Robust Detection of Watermarks for Large Language Models Under Human Edits

November 21, 2024 · Declared Dead · 🏛 Journal of The Royal Statistical Society Series B-statistical Methodology

"No code URL or promise found in abstract"

Evidence collected by the PWNC Scanner

Authors Xiang Li, Feng Ruan, Huiyuan Wang, Qi Long, Weijie J. Su arXiv ID 2411.13868 Category stat.ME Cross-listed cs.CL, cs.LG, math.ST, stat.ML Citations 18 Venue Journal of The Royal Statistical Society Series B-statistical Methodology Last Checked 1 month ago

Abstract

Watermarking has offered an effective approach to distinguishing text generated by large language models (LLMs) from human-written text. However, the pervasive presence of human edits on LLM-generated text dilutes watermark signals, thereby significantly degrading detection performance of existing methods.
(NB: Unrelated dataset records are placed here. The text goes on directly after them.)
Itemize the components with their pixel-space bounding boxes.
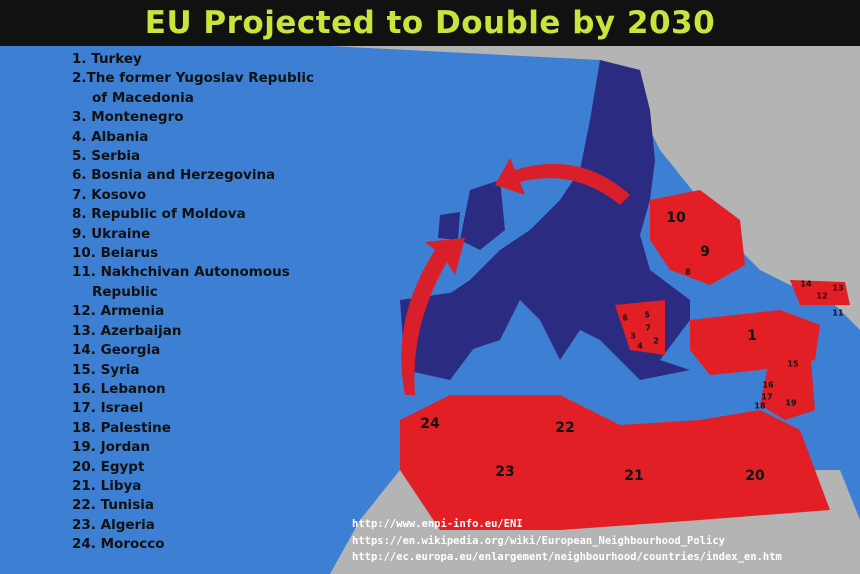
map-label: 13 [832, 284, 843, 293]
map-label: 1 [747, 328, 757, 344]
list-item: 12. Armenia [72, 303, 165, 320]
list-item: 24. Morocco [72, 536, 165, 553]
list-item: 17. Israel [72, 400, 144, 417]
map-label: 17 [761, 393, 772, 402]
uk [460, 180, 505, 250]
ukraine-belarus [650, 190, 745, 285]
list-item: 4. Albania [72, 128, 149, 145]
list-item: 20. Egypt [72, 458, 145, 475]
country-list: 1. Turkey 2.The former Yugoslav Republic … [72, 50, 322, 555]
map-label: 16 [762, 381, 774, 390]
levant [760, 350, 815, 420]
list-item: 23. Algeria [72, 516, 155, 533]
list-item: 14. Georgia [72, 342, 161, 359]
caucasus [790, 280, 850, 305]
list-item: 13. Azerbaijan [72, 322, 182, 339]
list-item: 22. Tunisia [72, 497, 154, 514]
list-item: 6. Bosnia and Herzegovina [72, 167, 276, 184]
url: http://ec.europa.eu/enlargement/neighbou… [352, 551, 782, 563]
map-label: 24 [420, 416, 440, 432]
map-label: 14 [800, 280, 812, 289]
map-label: 23 [495, 464, 514, 480]
map-label: 7 [645, 324, 651, 333]
list-item: 15. Syria [72, 361, 140, 378]
list-item: 2.The former Yugoslav Republic of Macedo… [72, 70, 314, 106]
list-item: 21. Libya [72, 477, 142, 494]
eu-region [420, 60, 690, 380]
map-label: 10 [666, 210, 686, 226]
north-africa [400, 395, 830, 530]
map-label: 4 [637, 342, 643, 351]
map-label: 21 [624, 468, 643, 484]
list-item: 10. Belarus [72, 245, 159, 262]
list-item: 16. Lebanon [72, 380, 166, 397]
url: https://en.wikipedia.org/wiki/European_N… [352, 534, 725, 547]
map-label: 9 [700, 244, 710, 260]
list-item: 19. Jordan [72, 439, 150, 456]
arrow [401, 238, 465, 395]
map-label: 12 [816, 292, 827, 301]
list-item: 11. Nakhchivan Autonomous Republic [72, 264, 290, 300]
map-label: 18 [754, 402, 766, 411]
map-label: 6 [622, 314, 628, 323]
map-label: 22 [555, 420, 574, 436]
map-label: 20 [745, 468, 765, 484]
arrow [495, 158, 630, 205]
list-item: 1. Turkey [72, 51, 142, 67]
map-label: 5 [644, 311, 650, 320]
list-item: 18. Palestine [72, 419, 171, 436]
list-item: 9. Ukraine [72, 225, 151, 242]
map-label: 3 [630, 332, 636, 341]
title: EU Projected to Double by 2030 [0, 0, 860, 46]
land-grey [330, 46, 860, 330]
url: http://www.enpi-info.eu/ENI [352, 518, 523, 530]
map-label: 19 [785, 399, 797, 408]
map-label: 2 [653, 337, 659, 346]
list-item: 8. Republic of Moldova [72, 206, 246, 223]
list-item: 3. Montenegro [72, 109, 184, 126]
ireland [438, 212, 460, 240]
map-label: 15 [787, 360, 799, 369]
list-item: 7. Kosovo [72, 186, 147, 203]
list-item: 5. Serbia [72, 148, 141, 165]
map-label: 11 [832, 309, 844, 318]
balkans [615, 300, 665, 355]
map-label: 8 [685, 268, 691, 277]
links: http://www.enpi-info.eu/ENI https://en.wi… [352, 516, 782, 566]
In this paper, by modeling human edits through mixture model detection, we introduce a new method in the form of a truncated goodness-of-fit test for detecting watermarked text under human edits, which we refer to as Tr-GoF. We prove that the Tr-GoF test achieves optimality in robust detection of the Gumbel-max watermark in a certain asymptotic regime of substantial text modifications and vanishing watermark signals. Importantly, Tr-GoF achieves this optimality \textit{adaptively} as it does not require precise knowledge of human edit levels or probabilistic specifications of the LLMs, in contrast to the optimal but impractical (Neyman--Pearson) likelihood ratio test. Moreover, we establish that the Tr-GoF test attains the highest detection efficiency rate in a certain regime of moderate text modifications. In stark contrast, we show that sum-based detection rules, as employed by existing methods, fail to achieve optimal robustness in both regimes because the additive nature of their statistics is less resilient to edit-induced noise. Finally, we demonstrate the competitive and sometimes superior empirical performance of the Tr-GoF test on both synthetic data and open-source LLMs in the OPT and LLaMA families.